From the Guidelines
Coagulase-negative staphylococci (CoNS) infections should be treated with vancomycin as the first-line therapy, given its effectiveness against methicillin-resistant strains, which are commonly encountered in clinical practice, as noted in the 2015 American Heart Association guidelines 1. When treating CoNS infections, particularly those involving prosthetic valves, it is crucial to consider the potential for methicillin resistance and the formation of biofilms on medical devices.
- Vancomycin is typically administered at 15-20 mg/kg IV every 8-12 hours, adjusted for renal function, for a duration of 7-14 days depending on the severity of the infection.
- For methicillin-susceptible strains, nafcillin or oxacillin at 2g IV every 4 hours may be used as alternatives.

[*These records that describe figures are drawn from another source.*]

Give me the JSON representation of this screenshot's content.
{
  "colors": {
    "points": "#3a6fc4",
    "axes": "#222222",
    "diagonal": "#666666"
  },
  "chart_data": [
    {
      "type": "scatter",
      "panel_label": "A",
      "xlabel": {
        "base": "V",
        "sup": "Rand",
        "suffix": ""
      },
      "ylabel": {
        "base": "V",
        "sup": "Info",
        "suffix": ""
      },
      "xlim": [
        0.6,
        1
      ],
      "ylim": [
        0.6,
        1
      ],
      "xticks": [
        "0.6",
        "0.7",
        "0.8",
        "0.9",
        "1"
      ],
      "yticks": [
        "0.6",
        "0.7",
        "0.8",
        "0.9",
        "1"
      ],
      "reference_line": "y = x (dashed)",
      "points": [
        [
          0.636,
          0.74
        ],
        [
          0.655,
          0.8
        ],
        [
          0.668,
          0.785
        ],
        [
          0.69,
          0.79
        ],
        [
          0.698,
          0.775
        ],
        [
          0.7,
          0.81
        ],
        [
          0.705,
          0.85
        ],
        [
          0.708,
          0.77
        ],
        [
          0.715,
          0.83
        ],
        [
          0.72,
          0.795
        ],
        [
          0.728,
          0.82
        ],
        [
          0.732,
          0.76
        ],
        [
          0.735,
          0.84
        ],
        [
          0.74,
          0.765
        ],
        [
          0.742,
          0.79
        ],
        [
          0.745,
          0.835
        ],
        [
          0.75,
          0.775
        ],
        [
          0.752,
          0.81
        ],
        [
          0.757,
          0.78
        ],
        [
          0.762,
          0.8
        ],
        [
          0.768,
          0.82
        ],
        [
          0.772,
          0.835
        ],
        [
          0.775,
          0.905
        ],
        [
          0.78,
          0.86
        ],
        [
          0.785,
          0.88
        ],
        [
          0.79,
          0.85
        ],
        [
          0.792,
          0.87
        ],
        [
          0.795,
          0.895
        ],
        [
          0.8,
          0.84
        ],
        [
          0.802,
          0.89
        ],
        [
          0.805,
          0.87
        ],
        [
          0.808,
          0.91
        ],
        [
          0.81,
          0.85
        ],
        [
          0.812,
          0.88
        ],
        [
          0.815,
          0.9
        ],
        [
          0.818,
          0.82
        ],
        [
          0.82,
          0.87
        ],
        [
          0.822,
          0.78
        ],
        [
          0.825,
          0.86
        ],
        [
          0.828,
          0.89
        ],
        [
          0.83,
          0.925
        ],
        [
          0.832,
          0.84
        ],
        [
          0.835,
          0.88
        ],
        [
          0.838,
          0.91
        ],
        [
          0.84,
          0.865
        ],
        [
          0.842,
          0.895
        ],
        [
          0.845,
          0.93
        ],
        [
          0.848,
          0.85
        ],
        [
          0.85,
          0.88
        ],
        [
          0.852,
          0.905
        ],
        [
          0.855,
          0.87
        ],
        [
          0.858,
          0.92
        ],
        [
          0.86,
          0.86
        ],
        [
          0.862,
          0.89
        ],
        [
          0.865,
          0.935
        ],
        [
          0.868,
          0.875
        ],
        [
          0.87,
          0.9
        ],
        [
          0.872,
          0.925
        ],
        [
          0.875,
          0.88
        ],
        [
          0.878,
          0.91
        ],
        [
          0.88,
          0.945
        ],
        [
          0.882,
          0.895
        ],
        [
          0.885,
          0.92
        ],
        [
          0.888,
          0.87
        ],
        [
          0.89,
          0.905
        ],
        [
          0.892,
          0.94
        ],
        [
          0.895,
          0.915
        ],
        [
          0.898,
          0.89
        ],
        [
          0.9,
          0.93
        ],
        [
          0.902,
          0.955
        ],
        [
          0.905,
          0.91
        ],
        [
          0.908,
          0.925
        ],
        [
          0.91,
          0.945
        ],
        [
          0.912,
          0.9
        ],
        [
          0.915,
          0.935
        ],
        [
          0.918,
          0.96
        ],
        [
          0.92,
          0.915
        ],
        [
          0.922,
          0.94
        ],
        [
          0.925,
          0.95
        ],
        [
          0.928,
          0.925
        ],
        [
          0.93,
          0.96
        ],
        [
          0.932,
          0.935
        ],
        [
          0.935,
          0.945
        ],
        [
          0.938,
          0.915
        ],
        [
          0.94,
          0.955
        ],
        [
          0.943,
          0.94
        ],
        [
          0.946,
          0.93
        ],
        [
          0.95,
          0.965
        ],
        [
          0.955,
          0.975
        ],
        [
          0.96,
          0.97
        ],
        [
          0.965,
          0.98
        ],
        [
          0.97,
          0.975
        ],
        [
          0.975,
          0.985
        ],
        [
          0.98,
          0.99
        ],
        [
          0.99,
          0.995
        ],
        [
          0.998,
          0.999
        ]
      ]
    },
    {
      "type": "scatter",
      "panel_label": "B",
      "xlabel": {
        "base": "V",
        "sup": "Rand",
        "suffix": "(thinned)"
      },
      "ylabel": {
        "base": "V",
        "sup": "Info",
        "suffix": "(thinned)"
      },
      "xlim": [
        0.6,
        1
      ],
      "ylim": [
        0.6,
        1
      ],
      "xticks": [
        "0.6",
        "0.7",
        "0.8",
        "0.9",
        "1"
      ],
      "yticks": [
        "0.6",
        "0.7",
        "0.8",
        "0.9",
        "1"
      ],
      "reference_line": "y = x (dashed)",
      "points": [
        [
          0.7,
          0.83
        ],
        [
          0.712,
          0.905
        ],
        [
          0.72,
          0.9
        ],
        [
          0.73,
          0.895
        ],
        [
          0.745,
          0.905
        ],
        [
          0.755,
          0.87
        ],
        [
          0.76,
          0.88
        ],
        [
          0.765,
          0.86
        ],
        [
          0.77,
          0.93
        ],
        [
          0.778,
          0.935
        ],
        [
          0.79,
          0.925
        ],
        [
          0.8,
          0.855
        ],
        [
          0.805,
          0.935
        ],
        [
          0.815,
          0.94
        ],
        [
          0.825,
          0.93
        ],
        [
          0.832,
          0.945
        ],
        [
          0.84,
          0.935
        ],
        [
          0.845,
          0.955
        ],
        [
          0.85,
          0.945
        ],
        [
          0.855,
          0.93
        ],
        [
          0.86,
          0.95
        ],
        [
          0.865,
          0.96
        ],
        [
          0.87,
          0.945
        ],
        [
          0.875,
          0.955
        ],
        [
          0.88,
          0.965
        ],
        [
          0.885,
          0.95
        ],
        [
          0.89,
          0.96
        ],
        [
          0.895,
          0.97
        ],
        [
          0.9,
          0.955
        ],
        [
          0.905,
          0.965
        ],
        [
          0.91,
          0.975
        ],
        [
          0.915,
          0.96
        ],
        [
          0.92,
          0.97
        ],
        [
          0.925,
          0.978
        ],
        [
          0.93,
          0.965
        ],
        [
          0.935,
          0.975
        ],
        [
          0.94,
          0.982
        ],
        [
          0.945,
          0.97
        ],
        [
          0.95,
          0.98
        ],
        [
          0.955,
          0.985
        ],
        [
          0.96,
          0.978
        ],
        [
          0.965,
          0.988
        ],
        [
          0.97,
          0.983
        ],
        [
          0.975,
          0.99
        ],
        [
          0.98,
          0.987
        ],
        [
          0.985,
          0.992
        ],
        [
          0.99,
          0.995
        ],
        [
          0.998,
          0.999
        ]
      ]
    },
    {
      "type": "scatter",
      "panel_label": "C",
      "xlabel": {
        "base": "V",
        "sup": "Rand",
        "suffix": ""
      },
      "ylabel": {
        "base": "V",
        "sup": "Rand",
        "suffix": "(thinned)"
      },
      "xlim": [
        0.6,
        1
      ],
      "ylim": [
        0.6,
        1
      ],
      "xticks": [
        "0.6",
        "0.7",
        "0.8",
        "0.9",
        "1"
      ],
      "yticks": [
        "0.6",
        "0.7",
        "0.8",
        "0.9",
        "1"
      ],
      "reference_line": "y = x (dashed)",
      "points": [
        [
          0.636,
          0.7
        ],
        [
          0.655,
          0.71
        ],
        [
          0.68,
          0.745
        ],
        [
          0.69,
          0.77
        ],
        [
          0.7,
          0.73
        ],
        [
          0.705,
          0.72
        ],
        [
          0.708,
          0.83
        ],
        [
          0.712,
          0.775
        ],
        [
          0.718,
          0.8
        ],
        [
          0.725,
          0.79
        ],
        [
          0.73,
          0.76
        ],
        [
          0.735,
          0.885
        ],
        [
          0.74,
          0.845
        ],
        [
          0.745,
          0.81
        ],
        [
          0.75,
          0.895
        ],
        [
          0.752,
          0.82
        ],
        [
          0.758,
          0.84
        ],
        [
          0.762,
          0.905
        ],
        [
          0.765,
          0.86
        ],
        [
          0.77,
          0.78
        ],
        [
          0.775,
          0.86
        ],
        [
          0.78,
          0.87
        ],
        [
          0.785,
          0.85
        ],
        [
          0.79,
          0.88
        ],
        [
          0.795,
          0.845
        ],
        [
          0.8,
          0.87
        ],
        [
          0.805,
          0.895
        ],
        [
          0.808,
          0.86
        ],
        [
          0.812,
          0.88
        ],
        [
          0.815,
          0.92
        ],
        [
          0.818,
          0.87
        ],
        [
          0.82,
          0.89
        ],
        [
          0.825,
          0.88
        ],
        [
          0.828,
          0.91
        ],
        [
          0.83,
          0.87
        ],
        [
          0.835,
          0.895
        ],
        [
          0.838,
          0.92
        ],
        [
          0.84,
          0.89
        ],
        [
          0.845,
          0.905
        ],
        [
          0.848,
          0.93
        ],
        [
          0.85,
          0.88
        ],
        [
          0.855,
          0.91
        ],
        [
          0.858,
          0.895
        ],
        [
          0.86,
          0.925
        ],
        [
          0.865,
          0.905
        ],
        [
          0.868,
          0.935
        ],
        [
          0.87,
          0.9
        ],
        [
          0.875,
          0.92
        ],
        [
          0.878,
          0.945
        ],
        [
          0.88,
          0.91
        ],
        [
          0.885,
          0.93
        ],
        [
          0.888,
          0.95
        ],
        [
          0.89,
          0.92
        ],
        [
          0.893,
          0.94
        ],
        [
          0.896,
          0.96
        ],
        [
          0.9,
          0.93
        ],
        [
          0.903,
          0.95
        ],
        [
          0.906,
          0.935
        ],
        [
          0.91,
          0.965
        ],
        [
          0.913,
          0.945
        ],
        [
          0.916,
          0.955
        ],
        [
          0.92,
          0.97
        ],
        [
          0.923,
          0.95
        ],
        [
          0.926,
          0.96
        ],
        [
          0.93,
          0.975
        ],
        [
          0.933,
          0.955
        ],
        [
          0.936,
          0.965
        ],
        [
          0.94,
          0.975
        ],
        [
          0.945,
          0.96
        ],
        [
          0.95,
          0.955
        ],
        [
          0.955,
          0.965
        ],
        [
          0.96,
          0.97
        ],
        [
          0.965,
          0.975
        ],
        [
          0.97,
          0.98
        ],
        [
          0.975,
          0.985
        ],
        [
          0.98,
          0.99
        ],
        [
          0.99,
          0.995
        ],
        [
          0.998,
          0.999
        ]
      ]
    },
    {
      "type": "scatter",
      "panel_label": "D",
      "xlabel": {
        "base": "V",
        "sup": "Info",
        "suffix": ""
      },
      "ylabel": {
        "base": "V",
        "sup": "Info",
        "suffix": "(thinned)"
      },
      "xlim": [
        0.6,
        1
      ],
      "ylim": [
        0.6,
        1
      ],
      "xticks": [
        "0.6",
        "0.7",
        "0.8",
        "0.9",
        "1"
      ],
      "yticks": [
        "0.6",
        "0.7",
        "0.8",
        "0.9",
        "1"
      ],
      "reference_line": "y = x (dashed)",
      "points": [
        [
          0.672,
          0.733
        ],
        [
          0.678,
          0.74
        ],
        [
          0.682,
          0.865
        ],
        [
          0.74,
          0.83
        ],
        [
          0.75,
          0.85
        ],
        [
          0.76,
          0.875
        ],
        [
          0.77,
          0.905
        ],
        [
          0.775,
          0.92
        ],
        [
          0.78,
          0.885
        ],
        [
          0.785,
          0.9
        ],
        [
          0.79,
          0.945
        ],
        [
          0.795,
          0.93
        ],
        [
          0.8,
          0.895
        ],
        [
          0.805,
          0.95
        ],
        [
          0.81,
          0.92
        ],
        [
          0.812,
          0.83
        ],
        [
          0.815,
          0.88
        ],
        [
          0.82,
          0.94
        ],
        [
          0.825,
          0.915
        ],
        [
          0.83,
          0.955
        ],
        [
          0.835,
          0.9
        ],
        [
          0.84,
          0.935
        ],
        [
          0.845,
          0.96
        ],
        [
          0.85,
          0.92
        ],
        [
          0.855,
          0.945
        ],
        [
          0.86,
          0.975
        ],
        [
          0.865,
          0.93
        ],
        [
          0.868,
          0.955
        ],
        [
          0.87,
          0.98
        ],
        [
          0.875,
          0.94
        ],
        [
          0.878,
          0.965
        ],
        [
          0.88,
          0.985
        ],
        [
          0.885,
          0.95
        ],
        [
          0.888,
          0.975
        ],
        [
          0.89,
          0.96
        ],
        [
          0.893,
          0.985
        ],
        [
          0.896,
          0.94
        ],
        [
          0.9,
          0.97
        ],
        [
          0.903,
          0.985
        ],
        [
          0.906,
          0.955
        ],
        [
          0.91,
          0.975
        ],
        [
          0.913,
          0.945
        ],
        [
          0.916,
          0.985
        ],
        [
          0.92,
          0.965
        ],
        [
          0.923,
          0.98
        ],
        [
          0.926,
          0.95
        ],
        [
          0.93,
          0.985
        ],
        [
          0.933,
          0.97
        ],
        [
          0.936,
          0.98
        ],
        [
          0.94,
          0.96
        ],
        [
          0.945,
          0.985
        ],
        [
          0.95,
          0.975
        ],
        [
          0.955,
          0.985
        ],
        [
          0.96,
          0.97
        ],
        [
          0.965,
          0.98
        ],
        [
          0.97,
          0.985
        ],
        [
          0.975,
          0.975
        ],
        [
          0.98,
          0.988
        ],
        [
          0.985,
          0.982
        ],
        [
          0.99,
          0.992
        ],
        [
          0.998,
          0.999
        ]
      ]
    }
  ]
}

- Daptomycin (6-10 mg/kg IV daily) or linezolid (600 mg IV/PO twice daily) are options for resistant strains.
- The addition of rifampin to vancomycin, along with an aminoglycoside for the initial 2 weeks, is recommended for prosthetic valve endocarditis caused by CoNS, as suggested by the European Society of Cardiology guidelines 1.
- Device-related infections often require the removal of the infected device in addition to antibiotic therapy, highlighting the importance of a comprehensive approach to managing CoNS infections.
- Susceptibility testing is vital due to the high prevalence of methicillin resistance among CoNS, which can guide the selection of appropriate antibiotic therapy, as emphasized in the guidelines for the management of infective endocarditis 1.
From the Research
Coagulase-Negative Staphylococci
- Coagulase-negative staphylococci (CoNS) are Gram-positive organisms that are a known component of normal skin flora and the most common cause of nosocomial bacteremia 2.
- CoNS resistance to meticillin and other semisynthetic penicillins is now common, and elevated vancomycin minimal inhibitory concentrations (MICs) have been reported and are associated with worse treatment outcomes 3.
Vancomycin Susceptibility
- The vancomycin MIC breakpoint for susceptibility set by the Clinical and Laboratory Standards Institute is ≤4 µg/mL 2.
- Low susceptibility to vancomycin is frequent in the CoNS strains studied in some hospitals, with 61% of strains showing loss of susceptibility to vancomycin, MIC = 2 mg/L 4.
- However, other studies have found that vancomycin MICs decreased over the study period despite widespread use of vancomycin 5.
Alternative Antibiotics
- Daptomycin has good activity against all CoNS isolates, with a susceptibility range between 0.032-1 mg/L and modal value of 0.25 mg/L 4.
- Telavancin tended to have MICs that were 1-2 dilutions lower than vancomycin 3.
- Linezolid resistance was observed in 11.5% of CoNS strains, and the massive and continuous use of linezolid has led to the appearance of resistance 4.
Clinical Outcomes
- There was no difference in clinical outcomes in adult patients with a CoNS bloodstream infection with a vancomycin MIC <2 µg/mL versus ≥2 µg/mL 2.
- However, vancomycin heteroresistance was associated with poor clinical outcomes, including treatment failure and persistent bacteremia, in pediatric patients with leukemia 6.